4. Per contra, learned counsel for the respondents 1 and 3 submits that the first appellate Court after setting aside the earlier judgment and decree, remanded the matter to the trial Court for fresh disposal. Hence, he submits that the plaintiff’s applications may be allowed imposing cost and fixing time frame for disposal of the suit. 5. Having heard the learned counsel for the parties and on perusal of the material on record, I am of the view that the petitioner is entitled for the relief sought in the present writ petitions and for allowing the applications (IA Nos.11 to 13) filed in OS No.173/2006 for the following reasons: 6. It is an admitted fact that in the instant case, the defendants had not filed their written statement and had not contested the suit. The suit came to be decreed by judgment and decree dated 2.4.2011 which was challenged in RA No.52/2014 before the first appellate Court by the defendants. The first appellate Court set-aside the judgment and decree dated 2.4.2011 and remanded the matter for fresh disposal by giving an opportunity to the defendants to file their written statement and to cross-examine the PW1. It is also an admitted fact that on remand, the defendants filed their written statement and relying upon the Will, contended that the plaintiff is not entitled for any share in the suit schedule properties. In that circumstance, it had become necessary for the plaintiff to examine the witnesses in support of his case and to produce certain documents. In that background, the applications (IA Nos.11 to 13) were filed to reopen the case, to issue witness summons and to summon certain documents. 7. The learned counsel for the petitioner submits that after remand, the plaintiff has not been given an opportunity to examine himself or any witnesses. In that circumstance, the plaintiff/petitioner had filed the above said three applications. In the facts and circumstances of the case, I am of the view that the trial Court committed an error in not providing an opportunity to the plaintiff to examine the witnesses and to summon the documents, particularly when the defendants were permitted to file their written statement subsequent to remand by the first appellate Court. Thus, the writ petitions are allowed. The order dated 4.2.2017 passed on IA Nos.11 to 13 in OS No.173/2006 on the file of the I Addl.

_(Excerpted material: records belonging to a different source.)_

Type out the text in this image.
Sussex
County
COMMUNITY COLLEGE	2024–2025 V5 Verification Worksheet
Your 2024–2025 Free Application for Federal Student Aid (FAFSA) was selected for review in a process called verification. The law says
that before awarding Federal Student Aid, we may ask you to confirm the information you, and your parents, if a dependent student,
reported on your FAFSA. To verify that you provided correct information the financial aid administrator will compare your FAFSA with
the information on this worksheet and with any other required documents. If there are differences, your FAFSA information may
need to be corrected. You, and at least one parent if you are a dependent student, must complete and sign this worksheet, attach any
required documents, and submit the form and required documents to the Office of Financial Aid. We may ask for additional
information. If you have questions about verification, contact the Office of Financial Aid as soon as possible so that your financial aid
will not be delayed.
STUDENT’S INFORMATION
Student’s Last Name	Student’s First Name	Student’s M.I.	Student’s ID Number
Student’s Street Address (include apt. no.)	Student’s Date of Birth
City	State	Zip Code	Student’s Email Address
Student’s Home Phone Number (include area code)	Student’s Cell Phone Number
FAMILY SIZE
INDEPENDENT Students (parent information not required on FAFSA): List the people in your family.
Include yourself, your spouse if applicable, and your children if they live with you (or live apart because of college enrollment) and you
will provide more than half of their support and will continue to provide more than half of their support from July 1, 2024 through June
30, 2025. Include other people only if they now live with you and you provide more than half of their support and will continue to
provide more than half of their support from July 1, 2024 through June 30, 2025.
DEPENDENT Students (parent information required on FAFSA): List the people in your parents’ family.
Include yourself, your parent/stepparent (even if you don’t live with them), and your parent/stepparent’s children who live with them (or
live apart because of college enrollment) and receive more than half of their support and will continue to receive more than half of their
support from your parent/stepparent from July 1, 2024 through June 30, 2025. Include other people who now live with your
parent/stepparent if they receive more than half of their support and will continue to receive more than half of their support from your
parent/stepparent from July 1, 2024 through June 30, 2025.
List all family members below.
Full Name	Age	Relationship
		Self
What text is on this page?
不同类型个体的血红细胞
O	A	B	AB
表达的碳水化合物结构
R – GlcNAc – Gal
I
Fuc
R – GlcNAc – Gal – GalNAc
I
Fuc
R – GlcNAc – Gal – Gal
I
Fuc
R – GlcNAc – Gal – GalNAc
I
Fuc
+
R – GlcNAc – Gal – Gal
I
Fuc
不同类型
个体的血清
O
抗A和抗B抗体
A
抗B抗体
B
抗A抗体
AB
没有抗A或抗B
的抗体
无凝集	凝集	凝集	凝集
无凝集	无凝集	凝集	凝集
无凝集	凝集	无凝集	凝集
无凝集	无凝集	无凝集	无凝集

Thus, the writ petitions are allowed. The order dated 4.2.2017 passed on IA Nos.11 to 13 in OS No.173/2006 on the file of the I Addl. Senior Civil Judge, Hubballi is set-aside. IA Nos.11 to 13 are allowed. The case is re-opened. The trial Court is directed to issue witness summons as sought in IA No.12 and also to issue summons to produce the documents as sought in IA No.13 on payment of costs of Rs.5000/-to the respondents/defendants. The cost shall be paid by the plaintiff on the next date of hearing before the trial Court. It is made clear that in the guise of examining the witnesses, the plaintiff shall not drag on the proceedings.